Rather than doing that stuff, Ignition is basically written using the backend of the TurboFan compiler, a write-once macro assembler and compiles to all architectures. And also, we can have the low level optimisations that TurboFan generates for free.
The whole problem with this, besides the technical complexity, is that the language features should be implemented in different parts of the pipeline and all those pipelines should be compatible with each other, including the code optimisations they all generated. V8 used this compiling pipeline for a while, when TurboFan couldn't actually handle all the use cases, but, eventually, this pipeline was replaced by this other one:
As we saw in the previous chapter, Ignition came to interpret the parsed JS code into bytecode, which became the new source of truth for all compilers in the pipeline, the AST was no longer the single source of truth which all compilers relied on while compiling code.
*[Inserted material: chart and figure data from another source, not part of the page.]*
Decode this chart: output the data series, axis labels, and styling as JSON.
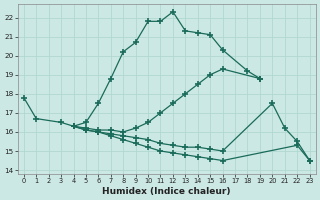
{
  "xlabel": "Humidex (Indice chaleur)",
  "bg_color": "#cce8e4",
  "grid_color": "#b0d8d0",
  "line_color": "#1a6b5a",
  "xlim": [
    -0.5,
    23.5
  ],
  "ylim": [
    13.8,
    22.7
  ],
  "yticks": [
    14,
    15,
    16,
    17,
    18,
    19,
    20,
    21,
    22
  ],
  "xticks": [
    0,
    1,
    2,
    3,
    4,
    5,
    6,
    7,
    8,
    9,
    10,
    11,
    12,
    13,
    14,
    15,
    16,
    17,
    18,
    19,
    20,
    21,
    22,
    23
  ],
  "lines": [
    {
      "x": [
        0,
        1,
        3,
        4,
        5,
        6,
        7,
        8,
        9,
        10,
        11,
        12,
        13,
        14,
        15,
        16,
        18,
        19
      ],
      "y": [
        17.8,
        16.7,
        16.5,
        16.3,
        16.5,
        17.5,
        18.8,
        20.2,
        20.7,
        21.8,
        21.8,
        22.3,
        21.3,
        21.2,
        21.1,
        20.3,
        19.2,
        18.8
      ]
    },
    {
      "x": [
        4,
        5,
        6,
        7,
        8,
        9,
        10,
        11,
        12,
        13,
        14,
        15,
        16,
        19
      ],
      "y": [
        16.3,
        16.2,
        16.1,
        16.1,
        16.0,
        16.2,
        16.5,
        17.0,
        17.5,
        18.0,
        18.5,
        19.0,
        19.3,
        18.8
      ]
    },
    {
      "x": [
        4,
        5,
        6,
        7,
        8,
        9,
        10,
        11,
        12,
        13,
        14,
        15,
        16,
        20,
        21,
        22,
        23
      ],
      "y": [
        16.3,
        16.1,
        16.0,
        15.9,
        15.8,
        15.7,
        15.6,
        15.4,
        15.3,
        15.2,
        15.2,
        15.1,
        15.0,
        17.5,
        16.2,
        15.5,
        14.5
      ]
    },
    {
      "x": [
        4,
        5,
        6,
        7,
        8,
        9,
        10,
        11,
        12,
        13,
        14,
        15,
        16,
        22,
        23
      ],
      "y": [
        16.3,
        16.1,
        16.0,
        15.8,
        15.6,
        15.4,
        15.2,
        15.0,
        14.9,
        14.8,
        14.7,
        14.6,
        14.5,
        15.3,
        14.5
      ]
    }
  ]
}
This simple change made possible a number of different optimisation techniques such as the faster removal of dead code and also a lot smaller memory and startup footprint.
Aside of that, TurboFan is clearly divided into 3 separate layers: the frontend, the optimizing layer and the backend.
The frontend layer is responsible for the generation of bytecode which is run by the Ignition interpreter, the optimizing layer is responsible solely for optimizing code using the TurboFan optimizing compiler. All other lower level tasks, such as low level optimisations, scheduling and generation of machine code for supported architectures is handled by the backend layer - Ignition also relies on TurboFan's backend layer to generate its bytecode. The separation of the layers alone led to 29% less machine-specific code than before.
the solution to this was out of TurboFan or Crankshaft scope, this was solved by creating Ignition. Optimizing the bytecode generated by the parser led to a much smaller AST, which led to a smaller bytecode which finally led to a much smaller memory footprint, since further optimisations could be deferred to a later time. And executing code a while longer led to more type-feedback to the optimizing compiler and finally this led to less deoptimisations due to wrong type-feedback information.